Nowhere is this more prevalent an issue than with Status of Women committee, where the Liberals chose to walk out rather than accept Scheer's choice for chair, critic Rachael Harder, because of her expressed pro-life views and actions.  It was a deliberately provocative move that Scheer has done to try and cast the Liberals and NDP in an intolerant light and in being against free speech, but in doing so, he has not only betrayed his promise not to re-open the abortion issue, but he has tried to cast this as the Liberals' attempt to distract from the tax change issue.  The problem with that is that Scheer created the very distraction that he's accusing the Liberals of, scoring on his own net.

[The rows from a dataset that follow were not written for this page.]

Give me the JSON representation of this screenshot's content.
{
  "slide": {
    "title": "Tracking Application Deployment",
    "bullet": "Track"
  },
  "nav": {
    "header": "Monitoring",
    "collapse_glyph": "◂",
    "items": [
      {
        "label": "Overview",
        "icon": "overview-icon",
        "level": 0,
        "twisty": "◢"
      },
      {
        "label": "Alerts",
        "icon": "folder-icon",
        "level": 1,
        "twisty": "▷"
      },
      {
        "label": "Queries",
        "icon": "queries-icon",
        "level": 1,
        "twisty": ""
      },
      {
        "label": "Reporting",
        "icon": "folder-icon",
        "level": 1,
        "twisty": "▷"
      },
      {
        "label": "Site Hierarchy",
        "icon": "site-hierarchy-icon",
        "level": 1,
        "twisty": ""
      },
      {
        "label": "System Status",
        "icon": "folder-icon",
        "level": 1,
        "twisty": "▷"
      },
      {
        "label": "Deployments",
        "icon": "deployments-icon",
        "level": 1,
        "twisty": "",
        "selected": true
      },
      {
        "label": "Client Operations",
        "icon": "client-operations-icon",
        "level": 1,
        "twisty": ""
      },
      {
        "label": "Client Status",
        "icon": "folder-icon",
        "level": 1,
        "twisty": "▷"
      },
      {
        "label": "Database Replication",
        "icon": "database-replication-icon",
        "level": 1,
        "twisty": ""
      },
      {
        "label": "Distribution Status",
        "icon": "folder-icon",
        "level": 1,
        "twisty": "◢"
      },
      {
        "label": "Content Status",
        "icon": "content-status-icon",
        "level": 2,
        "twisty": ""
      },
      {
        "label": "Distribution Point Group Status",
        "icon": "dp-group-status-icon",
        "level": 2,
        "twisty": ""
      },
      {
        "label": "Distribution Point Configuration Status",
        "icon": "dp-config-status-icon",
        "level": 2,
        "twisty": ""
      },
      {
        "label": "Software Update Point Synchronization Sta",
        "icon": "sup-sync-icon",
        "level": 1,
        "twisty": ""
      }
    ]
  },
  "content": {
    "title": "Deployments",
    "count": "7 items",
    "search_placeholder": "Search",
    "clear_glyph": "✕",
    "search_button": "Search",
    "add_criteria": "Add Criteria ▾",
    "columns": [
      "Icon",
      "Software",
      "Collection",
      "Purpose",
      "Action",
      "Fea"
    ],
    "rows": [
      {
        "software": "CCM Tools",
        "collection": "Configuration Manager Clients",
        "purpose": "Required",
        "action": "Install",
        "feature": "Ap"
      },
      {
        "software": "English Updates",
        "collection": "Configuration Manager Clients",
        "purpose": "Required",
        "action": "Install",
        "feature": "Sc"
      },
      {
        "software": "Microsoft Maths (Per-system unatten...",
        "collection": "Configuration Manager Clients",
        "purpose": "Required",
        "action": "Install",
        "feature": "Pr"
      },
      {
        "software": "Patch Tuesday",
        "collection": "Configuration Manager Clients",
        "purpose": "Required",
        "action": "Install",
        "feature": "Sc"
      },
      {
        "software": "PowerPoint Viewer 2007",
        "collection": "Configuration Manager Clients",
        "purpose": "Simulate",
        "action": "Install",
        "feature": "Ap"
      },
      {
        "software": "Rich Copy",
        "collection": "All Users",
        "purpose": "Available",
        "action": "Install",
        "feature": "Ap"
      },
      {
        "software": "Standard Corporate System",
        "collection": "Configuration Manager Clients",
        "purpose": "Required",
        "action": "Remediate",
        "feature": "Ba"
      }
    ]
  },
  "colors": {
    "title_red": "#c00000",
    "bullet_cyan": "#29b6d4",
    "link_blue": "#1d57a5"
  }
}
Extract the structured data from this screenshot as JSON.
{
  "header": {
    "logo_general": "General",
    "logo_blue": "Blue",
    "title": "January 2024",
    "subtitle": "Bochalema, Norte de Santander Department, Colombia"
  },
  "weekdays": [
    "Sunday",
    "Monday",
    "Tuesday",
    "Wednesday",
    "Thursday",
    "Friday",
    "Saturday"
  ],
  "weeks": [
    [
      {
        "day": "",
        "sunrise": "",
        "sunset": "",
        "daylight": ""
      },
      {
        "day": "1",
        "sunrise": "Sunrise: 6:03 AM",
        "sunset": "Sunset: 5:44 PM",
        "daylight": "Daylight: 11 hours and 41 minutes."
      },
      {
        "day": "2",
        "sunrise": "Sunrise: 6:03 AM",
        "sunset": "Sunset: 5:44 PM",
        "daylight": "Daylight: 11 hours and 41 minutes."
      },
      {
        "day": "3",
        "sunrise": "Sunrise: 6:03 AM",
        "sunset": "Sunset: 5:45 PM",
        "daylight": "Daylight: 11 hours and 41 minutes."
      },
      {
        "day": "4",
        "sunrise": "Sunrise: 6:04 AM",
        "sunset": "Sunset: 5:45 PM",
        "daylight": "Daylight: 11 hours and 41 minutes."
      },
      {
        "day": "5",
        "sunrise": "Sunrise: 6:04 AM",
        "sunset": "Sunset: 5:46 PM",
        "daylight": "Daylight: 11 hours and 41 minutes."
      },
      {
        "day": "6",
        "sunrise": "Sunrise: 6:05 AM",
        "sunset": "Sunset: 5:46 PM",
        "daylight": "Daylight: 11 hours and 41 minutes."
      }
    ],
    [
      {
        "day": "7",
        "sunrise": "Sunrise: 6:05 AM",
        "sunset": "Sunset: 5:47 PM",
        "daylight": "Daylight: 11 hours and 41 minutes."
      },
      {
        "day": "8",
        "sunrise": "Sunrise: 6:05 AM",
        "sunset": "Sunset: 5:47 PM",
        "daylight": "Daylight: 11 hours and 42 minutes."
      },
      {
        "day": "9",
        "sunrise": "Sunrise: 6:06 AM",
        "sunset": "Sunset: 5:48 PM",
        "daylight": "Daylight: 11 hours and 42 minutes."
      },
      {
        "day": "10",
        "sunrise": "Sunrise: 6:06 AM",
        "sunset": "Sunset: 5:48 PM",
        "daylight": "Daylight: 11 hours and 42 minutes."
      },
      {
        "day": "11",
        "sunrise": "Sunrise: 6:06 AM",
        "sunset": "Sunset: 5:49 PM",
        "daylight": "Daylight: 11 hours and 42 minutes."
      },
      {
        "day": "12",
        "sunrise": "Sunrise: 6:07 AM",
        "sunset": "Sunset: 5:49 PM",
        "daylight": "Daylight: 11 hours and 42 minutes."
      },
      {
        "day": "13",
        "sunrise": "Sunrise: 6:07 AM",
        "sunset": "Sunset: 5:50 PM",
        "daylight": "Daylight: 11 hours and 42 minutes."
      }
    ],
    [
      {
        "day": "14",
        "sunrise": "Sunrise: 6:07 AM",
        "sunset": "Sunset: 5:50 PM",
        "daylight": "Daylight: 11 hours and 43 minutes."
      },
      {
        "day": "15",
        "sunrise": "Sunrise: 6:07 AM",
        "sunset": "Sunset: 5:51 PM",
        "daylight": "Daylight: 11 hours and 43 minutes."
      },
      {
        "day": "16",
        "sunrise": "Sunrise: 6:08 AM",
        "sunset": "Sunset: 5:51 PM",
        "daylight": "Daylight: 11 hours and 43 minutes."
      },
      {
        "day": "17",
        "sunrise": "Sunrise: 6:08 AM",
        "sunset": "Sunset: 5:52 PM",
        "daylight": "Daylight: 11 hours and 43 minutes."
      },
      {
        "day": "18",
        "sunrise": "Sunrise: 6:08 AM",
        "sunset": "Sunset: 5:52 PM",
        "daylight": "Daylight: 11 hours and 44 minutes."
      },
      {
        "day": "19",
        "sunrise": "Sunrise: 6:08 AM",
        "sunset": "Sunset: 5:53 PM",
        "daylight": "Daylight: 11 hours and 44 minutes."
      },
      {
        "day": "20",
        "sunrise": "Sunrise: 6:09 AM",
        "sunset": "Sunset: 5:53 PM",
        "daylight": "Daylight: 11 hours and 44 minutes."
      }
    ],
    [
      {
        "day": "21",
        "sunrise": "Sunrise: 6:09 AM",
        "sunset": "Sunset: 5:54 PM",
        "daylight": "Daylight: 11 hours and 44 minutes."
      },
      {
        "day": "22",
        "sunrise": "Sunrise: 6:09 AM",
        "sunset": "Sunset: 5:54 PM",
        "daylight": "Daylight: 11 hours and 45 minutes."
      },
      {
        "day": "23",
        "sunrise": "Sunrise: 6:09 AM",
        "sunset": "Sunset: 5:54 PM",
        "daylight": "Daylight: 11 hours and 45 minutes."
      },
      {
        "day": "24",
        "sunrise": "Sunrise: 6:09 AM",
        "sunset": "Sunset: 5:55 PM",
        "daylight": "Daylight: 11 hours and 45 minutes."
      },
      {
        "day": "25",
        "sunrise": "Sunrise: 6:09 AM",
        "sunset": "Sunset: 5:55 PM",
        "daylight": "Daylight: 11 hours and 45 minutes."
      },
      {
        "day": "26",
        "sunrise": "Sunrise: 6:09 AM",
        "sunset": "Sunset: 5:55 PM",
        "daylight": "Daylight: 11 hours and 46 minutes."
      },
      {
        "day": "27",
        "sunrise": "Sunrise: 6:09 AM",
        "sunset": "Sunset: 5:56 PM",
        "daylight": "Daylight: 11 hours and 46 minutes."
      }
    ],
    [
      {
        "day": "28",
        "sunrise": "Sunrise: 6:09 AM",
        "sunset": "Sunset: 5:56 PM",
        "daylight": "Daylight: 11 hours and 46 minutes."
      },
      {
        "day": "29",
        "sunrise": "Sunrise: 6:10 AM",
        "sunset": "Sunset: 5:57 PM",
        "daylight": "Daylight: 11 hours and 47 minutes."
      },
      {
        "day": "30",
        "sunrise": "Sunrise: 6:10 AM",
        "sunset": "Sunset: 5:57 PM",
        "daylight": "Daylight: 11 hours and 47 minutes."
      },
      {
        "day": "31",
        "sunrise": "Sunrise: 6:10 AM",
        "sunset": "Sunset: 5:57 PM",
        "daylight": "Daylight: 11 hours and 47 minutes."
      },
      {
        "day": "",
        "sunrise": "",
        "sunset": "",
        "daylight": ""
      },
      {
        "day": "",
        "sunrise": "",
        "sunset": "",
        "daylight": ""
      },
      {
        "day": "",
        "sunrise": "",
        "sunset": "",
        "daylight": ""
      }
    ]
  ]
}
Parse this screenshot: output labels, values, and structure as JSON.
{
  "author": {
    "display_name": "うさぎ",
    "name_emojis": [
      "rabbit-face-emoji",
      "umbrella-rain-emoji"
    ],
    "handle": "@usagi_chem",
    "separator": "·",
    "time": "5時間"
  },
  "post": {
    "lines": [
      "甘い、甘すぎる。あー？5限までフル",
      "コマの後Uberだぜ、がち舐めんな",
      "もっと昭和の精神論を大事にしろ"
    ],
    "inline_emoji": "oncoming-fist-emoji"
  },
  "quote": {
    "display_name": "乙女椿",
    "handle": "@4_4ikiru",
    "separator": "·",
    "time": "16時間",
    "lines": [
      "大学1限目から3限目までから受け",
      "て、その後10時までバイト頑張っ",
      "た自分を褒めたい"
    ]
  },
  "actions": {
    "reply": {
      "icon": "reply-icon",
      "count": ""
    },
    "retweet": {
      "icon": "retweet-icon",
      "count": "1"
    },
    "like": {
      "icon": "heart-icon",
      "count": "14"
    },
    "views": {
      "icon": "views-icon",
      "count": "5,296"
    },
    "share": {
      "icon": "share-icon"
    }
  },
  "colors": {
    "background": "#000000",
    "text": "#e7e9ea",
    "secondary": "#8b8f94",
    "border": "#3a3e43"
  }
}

I am forced to wonder if there are any experienced staffers left in Scheer's office, or if the last of them fled for greener pastures when he took over.  It's also a reminder that for a party that spent the better part of a decade trying to burn down the institutions of our parliament, they seem terribly ill-equipped to have to deal with their more-or-less normal operations once again (not that the Liberals are doing a stellar job with those very same institutions, let it be said).  I would very much like us to have a functioning Official Opposition in this country, but right now, I'm only filled with a sense of despair for the future of our parliament.